I really slow down when I do this part of it, since it’s really important, accuracy at this stage leads to good outcomes when it comes to your tasty bacon.

Because the measurements are sometimes like 0.5g for certain types of herbs and spices you might want to use. You really want to be precise about all these measurements.

3.Grind the Salt/Spice Cure to a Fine Powder

When I started out doing curing mixes, I used a good old-fashioned mortar & pestle to create a spice salt curing mix.

As I got older maybe lazier (or smarter) I wanted a more fine curing mix (without the arm work), I switched over to an automatic spice grinder.

These are not expensive items but make a big difference in your curing mix.

Another tip I have is to grind your salt separately: first the salt, then the herbs, spices, and pink curing salt.

And then combining the 2 for a final quick blitz in the spice grinder.

4. Apply Cure Inside a Bowel

Again it’s just about taking your time I reckon, having a good-sized mixing bowl is the way I like to do it.

And wiping up the cure with the meat inside the bowl, so the bowl is practically clean of curing mix at the end of it.

Another tip: It’s a good idea to do this reasonably quickly. It doesn’t take long before salt starts drawing a little bit of moisture out of the meat.

Then, you end up leaving a small amount of dry curing converted into a kind of salt brine in your bowl. But as I said, if you move fast, the moisture brine mixture isn’t left hanging around the bowl.

4. Place Inside bag and Remove Excess Air

Need some air-sealed bag, ‘Ziploc’ work very well for this.

I like to roll the meat up in the Ziploc bag, with the seal slightly open on one end. This squeezes as much air out of the bag as possible.

Then you have to ziploc close the last bit up.

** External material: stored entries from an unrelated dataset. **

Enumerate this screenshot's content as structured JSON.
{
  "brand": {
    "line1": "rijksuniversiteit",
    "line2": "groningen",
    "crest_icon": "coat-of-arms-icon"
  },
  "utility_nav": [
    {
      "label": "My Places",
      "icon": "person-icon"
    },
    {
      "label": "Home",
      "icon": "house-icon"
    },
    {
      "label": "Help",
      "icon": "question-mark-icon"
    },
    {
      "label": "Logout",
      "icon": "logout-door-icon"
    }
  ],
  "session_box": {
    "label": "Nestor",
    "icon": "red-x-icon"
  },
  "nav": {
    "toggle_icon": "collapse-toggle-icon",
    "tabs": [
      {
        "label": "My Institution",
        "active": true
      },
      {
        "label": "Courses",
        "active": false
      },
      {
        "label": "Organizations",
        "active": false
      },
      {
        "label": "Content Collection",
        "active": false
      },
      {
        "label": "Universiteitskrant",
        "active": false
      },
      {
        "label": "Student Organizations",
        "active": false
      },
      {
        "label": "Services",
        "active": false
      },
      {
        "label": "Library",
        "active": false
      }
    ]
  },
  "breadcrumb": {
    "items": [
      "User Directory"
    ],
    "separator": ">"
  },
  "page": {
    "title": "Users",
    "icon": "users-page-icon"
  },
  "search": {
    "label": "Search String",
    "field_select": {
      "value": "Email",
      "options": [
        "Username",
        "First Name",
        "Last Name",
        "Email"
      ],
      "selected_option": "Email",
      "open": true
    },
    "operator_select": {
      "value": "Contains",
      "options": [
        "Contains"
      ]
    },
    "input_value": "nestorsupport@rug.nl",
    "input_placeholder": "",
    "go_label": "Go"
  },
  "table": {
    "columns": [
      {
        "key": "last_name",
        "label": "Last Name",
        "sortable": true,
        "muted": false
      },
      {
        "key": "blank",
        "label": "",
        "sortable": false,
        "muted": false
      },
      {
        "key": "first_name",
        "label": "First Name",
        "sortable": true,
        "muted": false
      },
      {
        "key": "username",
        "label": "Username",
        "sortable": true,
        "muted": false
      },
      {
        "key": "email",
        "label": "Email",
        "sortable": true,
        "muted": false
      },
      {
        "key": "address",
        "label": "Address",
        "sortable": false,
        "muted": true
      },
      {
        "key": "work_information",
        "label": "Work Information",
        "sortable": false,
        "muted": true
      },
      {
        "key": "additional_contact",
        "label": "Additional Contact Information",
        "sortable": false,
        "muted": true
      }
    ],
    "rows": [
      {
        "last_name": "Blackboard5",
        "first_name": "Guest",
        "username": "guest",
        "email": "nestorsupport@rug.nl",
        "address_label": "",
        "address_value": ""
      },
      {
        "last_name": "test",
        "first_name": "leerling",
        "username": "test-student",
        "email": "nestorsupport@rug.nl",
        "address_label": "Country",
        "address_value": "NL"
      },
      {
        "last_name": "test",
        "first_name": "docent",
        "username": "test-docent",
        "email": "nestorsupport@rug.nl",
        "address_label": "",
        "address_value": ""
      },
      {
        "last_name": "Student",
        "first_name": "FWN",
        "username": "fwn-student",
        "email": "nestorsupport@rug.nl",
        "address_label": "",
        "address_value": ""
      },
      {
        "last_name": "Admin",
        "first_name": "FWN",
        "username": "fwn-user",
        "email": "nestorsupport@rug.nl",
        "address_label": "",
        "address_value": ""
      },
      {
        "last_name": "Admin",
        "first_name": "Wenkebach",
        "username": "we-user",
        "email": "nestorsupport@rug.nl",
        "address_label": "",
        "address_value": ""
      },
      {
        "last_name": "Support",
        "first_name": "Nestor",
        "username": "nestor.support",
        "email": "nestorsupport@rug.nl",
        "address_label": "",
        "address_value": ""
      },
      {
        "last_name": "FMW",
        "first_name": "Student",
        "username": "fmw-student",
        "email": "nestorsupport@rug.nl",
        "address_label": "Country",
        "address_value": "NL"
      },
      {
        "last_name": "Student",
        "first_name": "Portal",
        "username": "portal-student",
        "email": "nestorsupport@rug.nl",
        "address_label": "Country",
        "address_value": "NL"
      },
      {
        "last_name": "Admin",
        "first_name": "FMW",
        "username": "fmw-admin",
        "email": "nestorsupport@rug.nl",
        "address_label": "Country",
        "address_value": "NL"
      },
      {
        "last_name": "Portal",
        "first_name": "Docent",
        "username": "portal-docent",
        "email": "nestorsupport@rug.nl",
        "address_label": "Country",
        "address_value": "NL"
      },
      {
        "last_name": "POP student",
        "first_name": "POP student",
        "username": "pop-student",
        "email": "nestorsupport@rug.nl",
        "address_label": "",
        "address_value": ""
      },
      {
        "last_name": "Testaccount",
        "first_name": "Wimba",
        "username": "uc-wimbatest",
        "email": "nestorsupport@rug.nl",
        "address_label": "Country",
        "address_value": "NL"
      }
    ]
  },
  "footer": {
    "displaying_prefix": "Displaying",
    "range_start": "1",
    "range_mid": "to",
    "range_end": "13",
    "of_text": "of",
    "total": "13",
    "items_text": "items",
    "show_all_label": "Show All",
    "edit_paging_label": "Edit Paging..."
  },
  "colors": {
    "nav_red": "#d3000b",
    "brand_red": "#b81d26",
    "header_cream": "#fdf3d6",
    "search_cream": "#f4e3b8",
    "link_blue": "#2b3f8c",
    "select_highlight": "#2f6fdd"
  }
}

5. Place in Fridge for Curing

When you place your pork belly cured bacon (or whatever cut of meat you are using for bacon) in the fridge, it gets a bit of a uniform shape and forces the cure into the meat a bit more. I utilize the space underneath the fruit and vegetable containers in my fridge.

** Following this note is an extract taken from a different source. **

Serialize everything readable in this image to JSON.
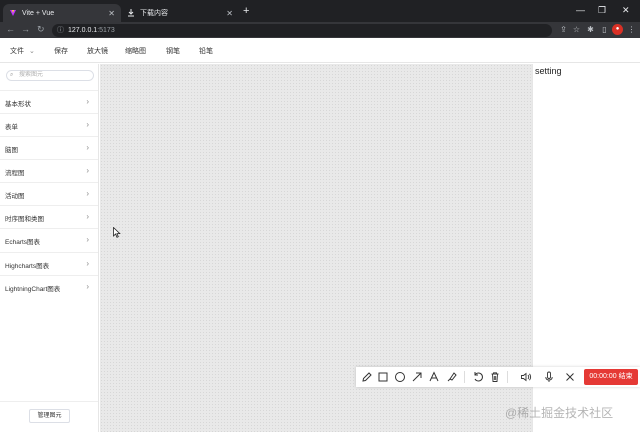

Quite often, some cans are given a little bit of extra weight. Pressing down on the cured meat, I presume, just speeds up the process a little bit.

Some people like to wash the cure after, some people don’t. I think a very basic little wash is a good idea, but I also like to leave some of the herb or garlic ingredients on the cured meat.

Example of the Calculations

1,000 grams of pork belly with 2.25% Total Salt

Percentage of Meat WeightAmount (Grams)
Sea Salt2.0%20.00 grams
Pink Curing Salt0.25%2.50 grams
Black Pepper0.50%5.00 grams
Dry Thyme0.50%5.00 grams
Juniper Berries0.20%2.00 grams

Process of Equilibrium Brining Bacon

  1. Calculate Equilibrium Brine
  2. Accurately Use Scales to Measure Out All Ingredients
  3. Grind the Salt/Spice Cure to a Fine Powder
  4. Dilute Cure Mix Completely in Water
  5. Place Meat into the Brine Cure Container
  6. Remove and pat dry (if you want)

1. Calculate Equilibrium Brine (Calculator Tool)

If you skip straight to this part, I mentioned that I got my mathematical brother to create an equilibrium curing and brining calculator tool, so you can have a look.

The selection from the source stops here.